Les dépêches de presse résument pour faire plus court : ‘un adversaire du régime Duvalier, le père Jean-Bertrand Aristide, 57 ans, a été élu à la présidence d’Haïti en 1990, puis fut chassé du pouvoir, huit mois plus tard seulement, par un coup d’état militaire. En 1994, il revint à son poste à la faveur d’une intervention militaire américaine. Il fut succédé en 1996 par son dauphin, l’actuel président René Préval. Il obtint une dispense vaticane et se maria. En décembre 2000, il fut élu à nouveau président pour cinq ans. Mais en 2004 il fut renversé par un mouvement armé avec le support de Washington et de Paris, ces derniers lui reprochant « son incompétence »’.
Evidemment le parcours de Jean-Bertrand Aristide couvre un peu plus que cela. Au commencement fut un jeune prêtre qui prononçait des réquisitoires enflammés contre la dictature Duvalier depuis la chaire de l’église Saint Jean Bosco située en plein quartier populaire.
Duvalier renversé en 1986, ‘Titid’ (comme le surnomment déjà ses paroissiens et admirateurs) affronte le pouvoir militaire assurant la transition avec une hardiesse rarement vue en Haïti, de manière frontale. Il conduisit en pleine nuit une marche jusqu’au bureau du commandant de Fort-Dimanche, la tristement célèbre prison où la dictature Duvalier fit disparaître plusieurs dizaines de milliers de compatriotes, pour réclamer la remise en liberté d’un jeune militant du nom de Charlot Jacquelin. Le commandant de cette forteresse, le major Pongnon, avait fait installer des barbelés électrifiés pour prévenir toute manifestation de ce genre.
Baptisé ‘le curé des bidonvilles’, son style oratoire, étincelant, sans détour, maniant les proverbes locaux et qui électrise spontanément les foules fait trembler tous les pouvoirs établis, aussi bien le gouvernement militaire que la bourgeoisie traditionnelle … et aussi la Mecque du capitalisme, Washington.

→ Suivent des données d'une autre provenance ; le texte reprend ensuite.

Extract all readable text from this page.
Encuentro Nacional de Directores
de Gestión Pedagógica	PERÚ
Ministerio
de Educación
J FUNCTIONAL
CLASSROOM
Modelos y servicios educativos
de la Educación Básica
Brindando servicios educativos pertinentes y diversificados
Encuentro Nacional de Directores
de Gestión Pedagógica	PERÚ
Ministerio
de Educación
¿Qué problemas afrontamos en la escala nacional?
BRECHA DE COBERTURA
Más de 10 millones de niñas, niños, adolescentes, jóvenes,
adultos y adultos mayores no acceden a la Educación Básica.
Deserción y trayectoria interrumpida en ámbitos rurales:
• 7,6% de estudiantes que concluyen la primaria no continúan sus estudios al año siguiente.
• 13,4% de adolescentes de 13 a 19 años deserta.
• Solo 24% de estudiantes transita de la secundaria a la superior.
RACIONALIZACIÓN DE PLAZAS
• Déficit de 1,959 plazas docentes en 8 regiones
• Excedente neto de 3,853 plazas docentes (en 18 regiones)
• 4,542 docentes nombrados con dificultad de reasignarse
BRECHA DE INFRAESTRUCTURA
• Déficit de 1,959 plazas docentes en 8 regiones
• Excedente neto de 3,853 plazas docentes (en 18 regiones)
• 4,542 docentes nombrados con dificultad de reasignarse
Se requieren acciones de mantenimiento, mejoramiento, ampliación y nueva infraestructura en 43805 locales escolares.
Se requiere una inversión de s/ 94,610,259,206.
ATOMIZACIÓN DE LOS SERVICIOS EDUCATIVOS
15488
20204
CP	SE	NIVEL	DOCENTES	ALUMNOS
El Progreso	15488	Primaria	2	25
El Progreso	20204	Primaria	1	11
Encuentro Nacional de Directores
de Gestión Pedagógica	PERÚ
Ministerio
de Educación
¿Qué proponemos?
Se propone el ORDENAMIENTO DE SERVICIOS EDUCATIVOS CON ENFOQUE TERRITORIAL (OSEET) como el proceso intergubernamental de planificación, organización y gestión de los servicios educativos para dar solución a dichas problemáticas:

L’une de ses phrases les plus répétées : ‘kapitalis se péché mortel’ !
16 décembre 1990 …
Dès le départ, Aristide se met à dos tous les tenants du statu quo (y compris la hiérarchie catholique).
Evitant différents pièges et même des attentats contre sa personne (incendie de son église, Saint Jean Bosco, pendant qu’il célèbre la messe ; attentat de Freycineau ; retour au pays du chef des Tontons macoutes, l’ancien ministre de l’Intérieur de la dictature Duvalier, Dr Roger Lafontant etc), il fut élu président de la République au premier tour du scrutin mémorable du 16 décembre 1990, classé comme les premières élections démocratiques jamais tenues en Haïti.
L’émissaire de Washington, l’ex-président Jimmy Carter, essaya en vain de le convaincre de céder le pouvoir au candidat venant après lui et qui avait le support des grandes institutions internationales (dont la Banque mondiale), Mr Marc L. Bazin. Suivez mon regard !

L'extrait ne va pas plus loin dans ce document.